Philadelphia is no stranger to exquisite handmade furniture: It’s a city full of design galleries and renowned university craft programs. In the colonial period and in the early days of the Republic, Philadelphia craftsmen made some of the finest furniture in the New World. Later, nearby Bucks County was home to the furniture makers Phillip Lloyd Powell, George Nakashima, Wharton Esherick, and Paul Evans. So the city of Brotherly Love is a natural fit for the Philadelphia Furniture Show, which, for the past 24 years, has showcased the work of top independent designers from across the country.
Last weekend, organizers welcomed visitors to the 23rd Street Armory, where more than 50 exhibitors tempted serious collectors and curious onlookers alike with their eye-catching creations. The show represents a dizzying range of styles, from classic silhouettes drawn from Shaker style to the arts-and-crafts aesthetic of Gustav Stickley and much more.

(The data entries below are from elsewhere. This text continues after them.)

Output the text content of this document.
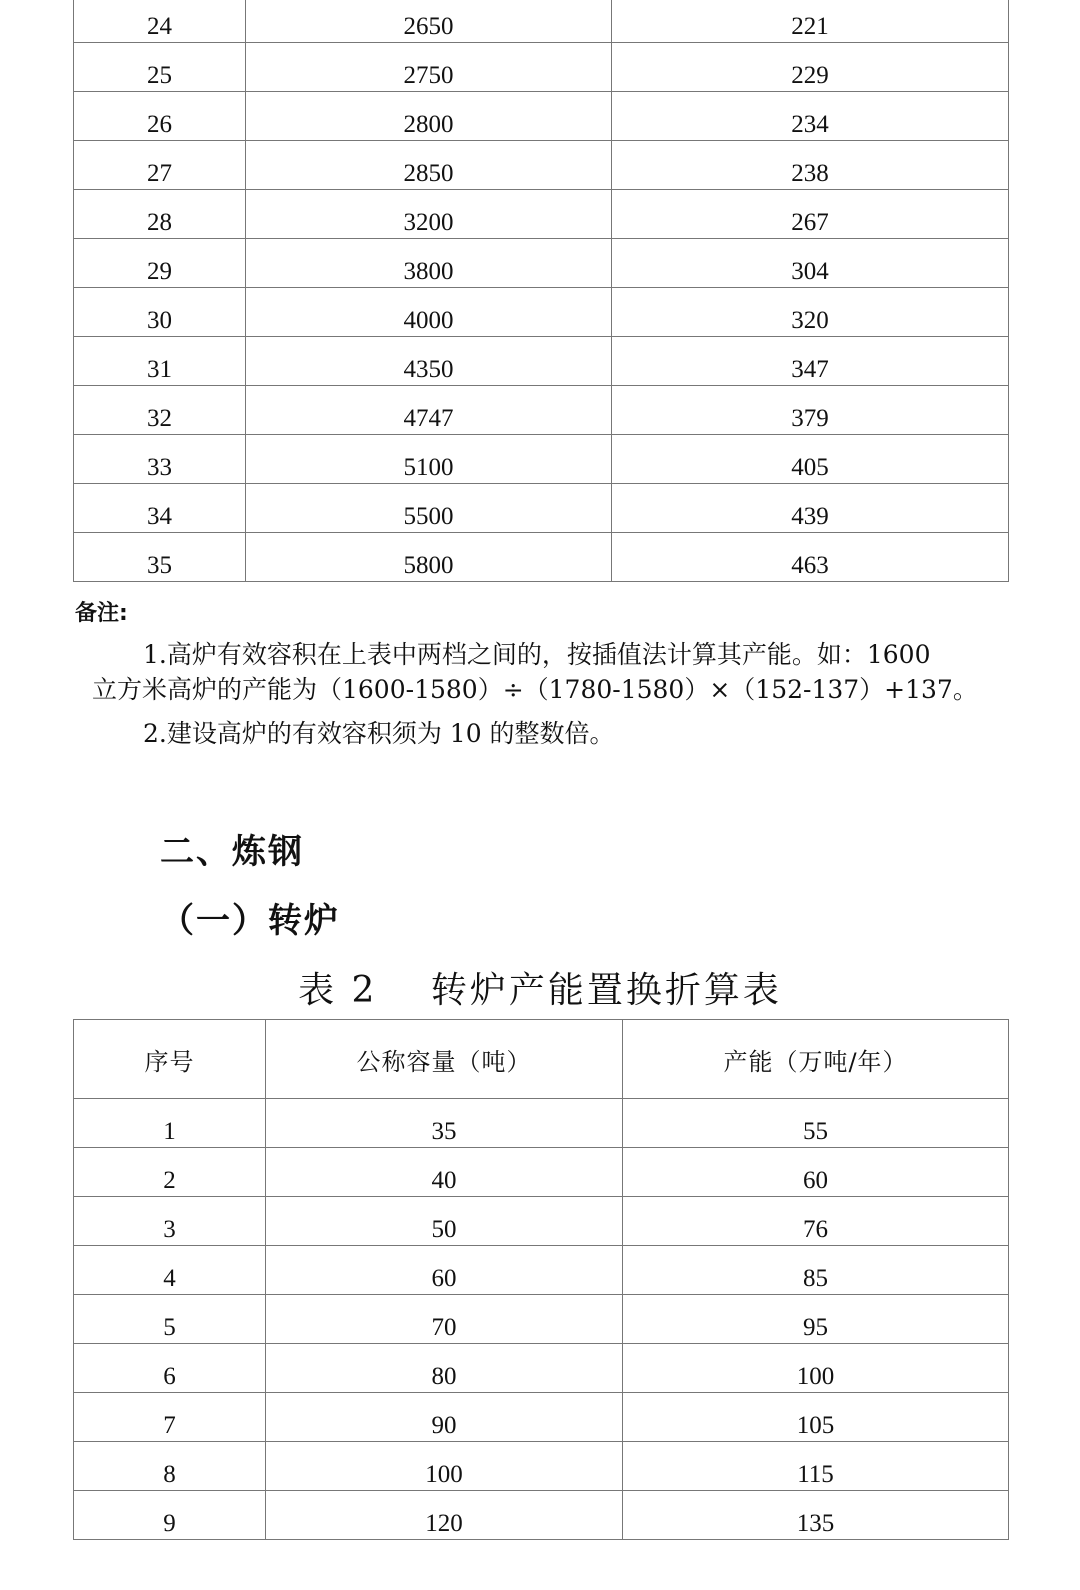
24	2650	221
25	2750	229
26	2800	234
27	2850	238
28	3200	267
29	3800	304
30	4000	320
31	4350	347
32	4747	379
33	5100	405
34	5500	439
35	5800	463
备注:
1.高炉有效容积在上表中两档之间的，按插值法计算其产能。如：1600
立方米高炉的产能为（1600-1580）÷（1780-1580）×（152-137）+137。
2.建设高炉的有效容积须为 10 的整数倍。
二、炼钢
（一）转炉
表 2　 转炉产能置换折算表
序号	公称容量（吨）	产能（万吨/年）
1	35	55
2	40	60
3	50	76
4	60	85
5	70	95
6	80	100
7	90	105
8	100	115
9	120	135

Others are at the bleeding edge of digital design, using CNC routers and stack lamination (a nod to the late, great Wendell Castle, who died earlier this year aged 85) to make futuristic chairs and benches. Some of the standouts, though, do some of each, blending silhouettes from furniture history with the quirks and originality of their own imaginations.
Virginia Blanchard works out of a studio in Rockland, Maine, where she lives in a ship captain's home that dates from the 1840s. She has an enduring love of the Vienna Secessionist movement and the fin de siècle interiors she describes as “strong and sexy formal environments.” Along with highly polished exotic woods, geometric botanical designs, and delicate inlay, Blanchard’s work seems to channel the spirit of Koloman Moser. Moser (1868–1918) was a key figure in the Vienna Secessionist movement, a cofounder of the Wiener Werkstätte, and one of the pioneers in Austrian Art Nouveau. In his work, human figures and flowers alike were rendered as geometric forms with round heads and foliate detailing snakes around the edges of book covers, fabric patterns, and pieces of furniture. “I think the early-20th-century designers got modernity right,” she says: “Your interior spaces could be fancy without being precious.” At the Philadelphia Furniture Show, Blanchard’s booth seemed to radiate vintage glamour. Its focal point was a padauk and holly-wood vanity, with a slightly off-center mirror and dramatically faceted legs. This piece captures Blanchard’s fondness for Art Deco, with its muscular form, highlighted by a delicate floral edge banding alive with Secessionist-style blooms.
Right next to Blanchard was Zietz Furniture, the studio of furniture maker Jeremy Zietz, who is based in Richmond, Virginia. Zietz worked as an industrial designer before going back to school to earn an MFA from Virginia Commonwealth University’s renowned crafts program. In a sea of booths that flashed pattern and whimsy, catching a glimpse of Zietz’s booth was like flipping the channel and unexpectedly landing on a program about Shaker design. Spare and elegant, each piece in his booth seemed to hold ingenious design touches that weren’t immediately obvious. Zietz specializes in what he characterizes as “heirloom furniture destined to become long-lasting gifts to future generations.” And one piece in particular, the Enfield Blanket Chest (the name’s a loose nod to one of the original Shaker villages—now a museum—though Zietz does not do reproductions of their designs), was made for a three-year-old as a gift from her grandparents. On the inside of its lid is a tree of life design inspired by Pennsylvania Dutch motifs, the leaves of which can be marked with each owner's initials and a date, marking the passage of the chest through subsequent generations. With its clean aesthetic, it is both modern and rooted in history, even as it's destined to trace a familial path into the future.
Durham, North Carolina-based Meredith Hart studied architecture before she entered the famed North Bennet Street School's furniture-making program in Boston. Clearly aware of the larger context of the domestic interior, her stylish, modern furniture reflects a keen awareness of comfort. The beautifully upholstered Buchanan Daybed is one result. When a client asked Hart to create a Danish-inspired daybed, she decided to combine the linearity typical of Scandinavian modern furniture with signs that the piece was handcrafted. “These two aspects came together in the visible hand-cut dovetails on the ends, the pinned bridle joints on the legs, and the stretchers that flow into the legs,” Hart says, adding that the unseen but crucial sturdiness of the bed’s interior structure makes the piece as durable and comfortable as it is chic.
Each distinctive in aesthetic and voice, Blanchard, Zietz, and Hart represent a new wave of classically trained and artistically accomplished furniture makers who are keeping centuries-old techniques alive in their studios. But happily, none of them are mimicking the forms of Art Nouveau, Shaker, or Scandinavian modern furniture. Each designer draws inspiration from the historic greats, yet adapts the signature qualities of established styles to new, unique objects that can spark forward-thinking visions for 21st-century interiors.